Former rock drummer now creating a different beat, has first-time showing at Franklin Art Scene


Former rock drummer now creating a different beat, has first-time showing at Franklin Art Scene

PHOTO: Franklin’s Matt Jenkins stands beside his barn-wood paintings of Johnny Cash and Bill Monroe at Twine Graphics during Friday night’s Franklin Art Scene. / Photos by John McBryde

By JOHN McBRYDE

As a rock ’n’ roll musician for over three decades, Matt Jenkins pounded on the drums.

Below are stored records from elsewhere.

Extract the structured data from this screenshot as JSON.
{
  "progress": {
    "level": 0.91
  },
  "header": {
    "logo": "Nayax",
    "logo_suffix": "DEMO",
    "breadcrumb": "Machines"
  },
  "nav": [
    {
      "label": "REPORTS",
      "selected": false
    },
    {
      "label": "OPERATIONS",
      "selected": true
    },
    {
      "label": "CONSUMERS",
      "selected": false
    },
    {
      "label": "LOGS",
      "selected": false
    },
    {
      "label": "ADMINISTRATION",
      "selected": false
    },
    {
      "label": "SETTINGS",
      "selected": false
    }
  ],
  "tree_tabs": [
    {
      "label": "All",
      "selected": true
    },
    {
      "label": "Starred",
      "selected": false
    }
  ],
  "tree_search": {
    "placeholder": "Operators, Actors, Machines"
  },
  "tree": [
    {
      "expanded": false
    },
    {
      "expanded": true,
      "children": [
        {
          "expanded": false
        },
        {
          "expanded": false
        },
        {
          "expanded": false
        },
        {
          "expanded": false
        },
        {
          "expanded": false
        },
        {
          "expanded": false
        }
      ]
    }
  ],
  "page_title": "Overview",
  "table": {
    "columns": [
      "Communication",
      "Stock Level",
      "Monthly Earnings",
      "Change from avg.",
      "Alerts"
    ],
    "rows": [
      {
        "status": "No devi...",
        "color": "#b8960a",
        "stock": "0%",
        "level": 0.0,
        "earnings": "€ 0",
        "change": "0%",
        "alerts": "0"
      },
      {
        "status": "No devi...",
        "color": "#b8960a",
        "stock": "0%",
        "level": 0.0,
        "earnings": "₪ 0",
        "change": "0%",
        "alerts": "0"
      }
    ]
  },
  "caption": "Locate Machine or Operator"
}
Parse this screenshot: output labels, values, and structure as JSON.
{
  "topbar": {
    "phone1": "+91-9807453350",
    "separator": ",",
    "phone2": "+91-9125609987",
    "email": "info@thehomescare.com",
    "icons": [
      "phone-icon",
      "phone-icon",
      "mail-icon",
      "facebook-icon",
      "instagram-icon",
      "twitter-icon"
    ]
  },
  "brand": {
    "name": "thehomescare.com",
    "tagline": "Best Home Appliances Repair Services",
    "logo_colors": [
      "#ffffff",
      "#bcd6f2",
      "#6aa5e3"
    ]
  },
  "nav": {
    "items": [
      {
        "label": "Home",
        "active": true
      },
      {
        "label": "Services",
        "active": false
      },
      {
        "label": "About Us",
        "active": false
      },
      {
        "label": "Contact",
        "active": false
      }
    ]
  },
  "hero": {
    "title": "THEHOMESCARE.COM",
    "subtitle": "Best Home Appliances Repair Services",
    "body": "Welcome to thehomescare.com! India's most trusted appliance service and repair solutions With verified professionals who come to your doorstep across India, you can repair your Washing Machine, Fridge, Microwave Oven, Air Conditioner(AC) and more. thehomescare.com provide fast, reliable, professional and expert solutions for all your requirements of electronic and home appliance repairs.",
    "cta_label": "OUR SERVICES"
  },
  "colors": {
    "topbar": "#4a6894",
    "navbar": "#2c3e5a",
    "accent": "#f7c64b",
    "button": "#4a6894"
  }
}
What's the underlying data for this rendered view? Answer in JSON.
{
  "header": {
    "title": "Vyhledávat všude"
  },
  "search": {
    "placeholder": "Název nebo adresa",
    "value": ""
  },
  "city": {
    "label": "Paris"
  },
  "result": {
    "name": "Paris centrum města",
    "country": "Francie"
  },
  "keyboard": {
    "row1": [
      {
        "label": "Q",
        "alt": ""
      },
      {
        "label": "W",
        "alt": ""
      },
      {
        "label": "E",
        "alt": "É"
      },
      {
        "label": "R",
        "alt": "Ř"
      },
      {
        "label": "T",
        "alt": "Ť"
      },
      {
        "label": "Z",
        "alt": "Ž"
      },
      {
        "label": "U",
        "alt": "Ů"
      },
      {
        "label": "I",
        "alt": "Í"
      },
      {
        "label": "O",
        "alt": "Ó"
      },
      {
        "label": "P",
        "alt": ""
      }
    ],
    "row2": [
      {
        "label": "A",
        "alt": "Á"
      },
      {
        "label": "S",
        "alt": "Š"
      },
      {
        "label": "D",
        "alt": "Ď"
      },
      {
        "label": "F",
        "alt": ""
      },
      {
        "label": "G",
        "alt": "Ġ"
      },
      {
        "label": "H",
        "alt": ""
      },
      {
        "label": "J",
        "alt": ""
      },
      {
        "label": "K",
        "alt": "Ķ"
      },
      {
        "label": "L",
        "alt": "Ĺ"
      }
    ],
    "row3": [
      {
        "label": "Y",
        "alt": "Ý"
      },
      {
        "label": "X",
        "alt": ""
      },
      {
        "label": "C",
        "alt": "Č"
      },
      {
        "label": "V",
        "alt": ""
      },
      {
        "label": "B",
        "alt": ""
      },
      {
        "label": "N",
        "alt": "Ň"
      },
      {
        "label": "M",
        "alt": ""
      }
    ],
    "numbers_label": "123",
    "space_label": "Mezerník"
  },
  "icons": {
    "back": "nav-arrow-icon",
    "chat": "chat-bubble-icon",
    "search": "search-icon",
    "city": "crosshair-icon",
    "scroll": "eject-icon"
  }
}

Now he’s painting on them.

“I played drums for 35 years, and now I’m painting on drumheads, of all things,” Jenkins, of Franklin, said Friday night during the Franklin Art Scene. “After playing them, I never thought they’d be canvases.”

Hank Williams on barn wood

Jenkins, who played in a band in Nashville during the 1980s and continued with the music scene into the ’90s and the 2000s, began painting about 2½ years. He was doing his first-ever show Friday at Twine Graphics in downtown Franklin.

“These people at Twine have been so glorious and really, really supportive,” Jenkins said. “They do whatever they can do to help me out.”

The spark that led Jenkins toward painting came from Manuel Cuevas, the Nashville designer best known for the clothing he has created for prominent country music and rock ’n’ roll stars. Jenkins had created a portrait of Manuel on a drumhead using colored sharpies that highlighted his hair in all manner of colors. He presented it to him, and Manuel was immediately impressed.

“I got encouragement from Manuel,” Jenkins explained. “He said I need to stop hiding and become an artist. I’ve been painting ever since, and it’s been a great run.”

In addition to drums, Jenkins also uses barn wood for many of his paintings. On display Friday were pieces done on wood of Keith Richards, Hank Williams, Johnny Cash, Dolly Parton and Bill Monroe. The one of Dolly will end up in a new Puckett’s restaurant opening in Pigeon Forge.

Mattie Wolfe, with a couple of her paintings on display at Sage Sleep, said, “There’s a lot of emotion in my art, a lot of movement. Honestly, I want my artwork to bring joy and encouragement to people, to bring peace in an anxious world.”
Janeth Murray McKendrick with one of her paintings and a table full of her new medium, ceramic plaques of historic buildings and significant sites in Franklin and Nashville.
Sketch Bourque stands alongside one of his recent pieces on display at Savory Spice. “The basic thing is finding out what works, and once you find that out, you’ve got that foundation,” he said. “If it ain’t broke, don’t fix it.”